Three ways to get all your ever-growing databases and datastores on the same page are data federation, data hubs, and data lakes. What are the differences between each, and what are some pros and cons of their use?
Federated Databases
Also known as virtual databases, a federated database uses a software abstraction layer to combine various database sources into a single view. The system can accept queries and essentially presents itself as a single database, while the software is actually querying the production databases or data warehouses in real-time. Each sub-database source is a “federate.”
With a virtual database, the source data is not moved or copied into a central repository, so operations can be more costly and time-consuming when using federation. However, it is relatively easy to configure a federated database on top of existing databases in different environments and locations.
A federated database can harmonize data, but only as it is processed upon return. (Data harmonization is taking all data from all sources, comparing similar records and combining them where possible, throwing out bad data, and presenting the most accurate items as a whole.)
Virtual databases do not index data (indexing involves the creation of an Index, which is saved separately to the storage media, allowing quicker record retrieval and analytics). Federated databases instead rely on the destination siloed databases to index. Any retrieval or analytics request is performed on the host database.
Federated databases can run into trouble if you are running a query that is not recognized by one of the source systems. Because your federation platform is tied to the source databases, it can take a lot of effort to integrate them, and making changes is also development-heavy. If any of the source systems are degraded, the entire federation might be inaccessible.
One advantage of federation is real-time access to all of your data, rather than waiting for it to be moved into a central location and then harmonized and indexed. Scaling can be difficult, but for real-time web service type workloads, federation can be a good option.
Data Lakes
Many articles have been popping up recently about how to manage data lakes, perhaps partially due to the popularity of Hadoop. Data lakes involve moving all data into a single location. The data can be structured or unstructured.

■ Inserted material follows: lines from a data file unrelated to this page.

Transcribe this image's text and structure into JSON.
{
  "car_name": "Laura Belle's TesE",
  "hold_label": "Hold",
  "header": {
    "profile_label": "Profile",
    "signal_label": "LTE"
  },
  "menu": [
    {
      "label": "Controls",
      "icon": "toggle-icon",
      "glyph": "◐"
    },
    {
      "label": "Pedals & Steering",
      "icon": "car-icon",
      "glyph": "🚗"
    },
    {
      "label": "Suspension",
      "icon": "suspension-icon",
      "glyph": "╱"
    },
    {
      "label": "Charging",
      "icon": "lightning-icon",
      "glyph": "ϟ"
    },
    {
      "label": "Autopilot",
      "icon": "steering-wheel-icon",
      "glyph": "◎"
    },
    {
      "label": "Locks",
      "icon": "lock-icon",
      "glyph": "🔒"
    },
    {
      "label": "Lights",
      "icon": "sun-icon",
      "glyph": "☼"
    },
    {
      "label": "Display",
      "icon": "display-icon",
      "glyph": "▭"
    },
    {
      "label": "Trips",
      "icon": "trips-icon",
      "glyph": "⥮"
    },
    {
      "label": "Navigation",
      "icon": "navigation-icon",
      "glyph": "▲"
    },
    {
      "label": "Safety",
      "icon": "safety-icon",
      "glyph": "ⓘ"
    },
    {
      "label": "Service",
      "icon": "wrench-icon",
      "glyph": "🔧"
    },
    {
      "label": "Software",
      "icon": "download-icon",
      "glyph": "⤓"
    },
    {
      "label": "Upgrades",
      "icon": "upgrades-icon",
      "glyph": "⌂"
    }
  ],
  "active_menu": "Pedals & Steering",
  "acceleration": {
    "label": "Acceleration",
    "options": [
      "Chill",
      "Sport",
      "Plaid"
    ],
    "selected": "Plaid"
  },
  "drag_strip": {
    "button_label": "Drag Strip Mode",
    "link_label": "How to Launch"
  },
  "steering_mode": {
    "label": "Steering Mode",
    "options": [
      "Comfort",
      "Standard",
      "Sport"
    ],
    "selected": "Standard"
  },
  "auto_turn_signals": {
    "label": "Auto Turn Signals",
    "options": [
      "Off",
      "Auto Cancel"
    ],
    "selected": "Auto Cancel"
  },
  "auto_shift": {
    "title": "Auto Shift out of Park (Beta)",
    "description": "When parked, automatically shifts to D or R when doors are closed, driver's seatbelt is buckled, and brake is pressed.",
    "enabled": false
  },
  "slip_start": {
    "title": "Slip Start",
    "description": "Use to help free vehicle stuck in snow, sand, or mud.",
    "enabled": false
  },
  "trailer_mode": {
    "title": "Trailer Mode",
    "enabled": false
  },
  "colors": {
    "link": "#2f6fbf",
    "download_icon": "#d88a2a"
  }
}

Strong management is necessary for data lakes to ensure they do not sprawl too much. If you continue to push more and more data into your data lake without regard as to which data is useful for business insights or production applications, you risk wasting money on storage and systems on top of reduced performance for anything tied to that data lake. Data lakes can index data but they are inherently limited as they deal with so many different data formats.
Data lakes are good options for batch processing and analytics, but you might have to sort through every single record to do so due to their lacking abilities when it comes to indexing. Data lakes are ideal for lots of unstructured data and insights, but not real-time processing.
Data Hubs
Data hubs follow, as you might imagine, a hub-and-spoke model. In this case the data is moved or copied to a central hub datastore using data discovery, indexing, and analytics tools. The main difference between a hub and a lake is that the hub re-indexes the data so it can be easily queried.
Data hubs will harmonize data as it is imported and then use the harmonized records to index. Data hubs present a “best of both worlds” approach as they homogenize data and can return it in various desired formats. There are a variety of data hub product providers on the market. Data hubs have the most overhead when it comes to configuration and ensuring interoperability between data sources, but perhaps offer the most abilities of the three.
Increasingly complex and distributed workloads are generating more and more diversity of data everyday. You must assess your use cases, budget, existing environment, and future infrastructure goals in order to determine which solution — or combination of architectures — is best for your data management.